PORT-AU-PRINCE, HAITI -- A friendly but competitive game of hoops between Combined Joint Task Force - Haiti personnel and members of the local community was played here May 16 to bridge the gap between the Multinational Interim Force – Haiti and the Haitian populace.
The basketball game, ending in a 54 to 37 victory for the CJTF, was intended to do a lot more than determine which team was better, or who had the best jump shot.
“This was a way for us to let our hair down and let the community know we are not just a gun-toting force. We are human beings just like they are, and we can have a good time,” said Col. Mario LaPaix, special advisor to CJTF-Haiti’s commander.
The 13-man CJTF team's success in trumping the local Haitian team was not necessarily because of their talent as much as their experience and organization, according to LaPaix.
“The Haitians had a talented team, but basketball is an American sport and a lot of the guys on our team have played organized basketball before. So we had an edge,” LaPaix explained.
The basketball game was not the first time the task force has put together a sports team to go head-to-head with members of the community. Having been defeated in a soccer match a few weeks prior, the CJTF personnel wanted an opportunity to show the local community an American sport.
“Our sports are baseball and basketball,” LaPaix said. “We wanted to introduce them to one of our sports.”

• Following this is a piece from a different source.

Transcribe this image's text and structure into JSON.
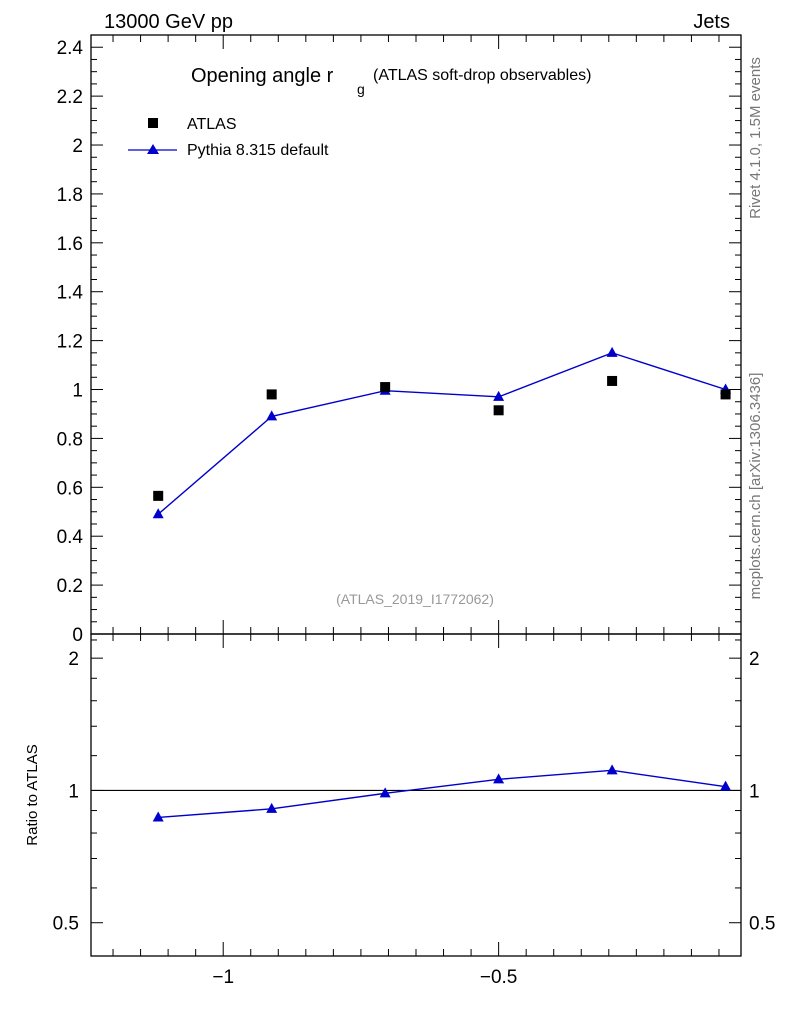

The task force wasn’t exactly stacking the deck when they put together a team to face off with the community’s ballers, according to LaPaix.
“Nothing special was done,” he explained. “We just put the word out that we were going to play the community and those that volunteered got to play. We had some good players and some not-so-good players.”
The game, played on a cement court just a few hundred meters from the CJTF compound's front gate, attracted approximately 2,000 spectators from the local community, who came to show their support and satisfy their curiosity.
“The fact that we had so many people show up says a lot about the community,” LaPaix said. “It shows how much they respect us and that they want to be a part of what we do and how we do it,” he continued.
Although the community’s involvement may not be outwardly apparent to an outsider, the surrounding community role in the security of the MIFH forces is very clear to LaPaix, who is a Haitian-American himself.
“The community as a whole has been extremely responsive to us. They have provided our external security,” LaPaix said, citing a recent problem with thieves stealing the barbed wire from the outskirts of the compound before community members helped the MIFH forces apprehend the criminals.
“It just goes to show that the community is watching out for us, and they take our force protection to heart,” he said.
The game, which was organized to reach out to the local community, has had far reaching effects, according to LaPaix.
“The game definitely accomplished the mission, which was to reach out to the people. They are talking about the game all throughout Haiti, and that is significant because we have a marriage with the community.”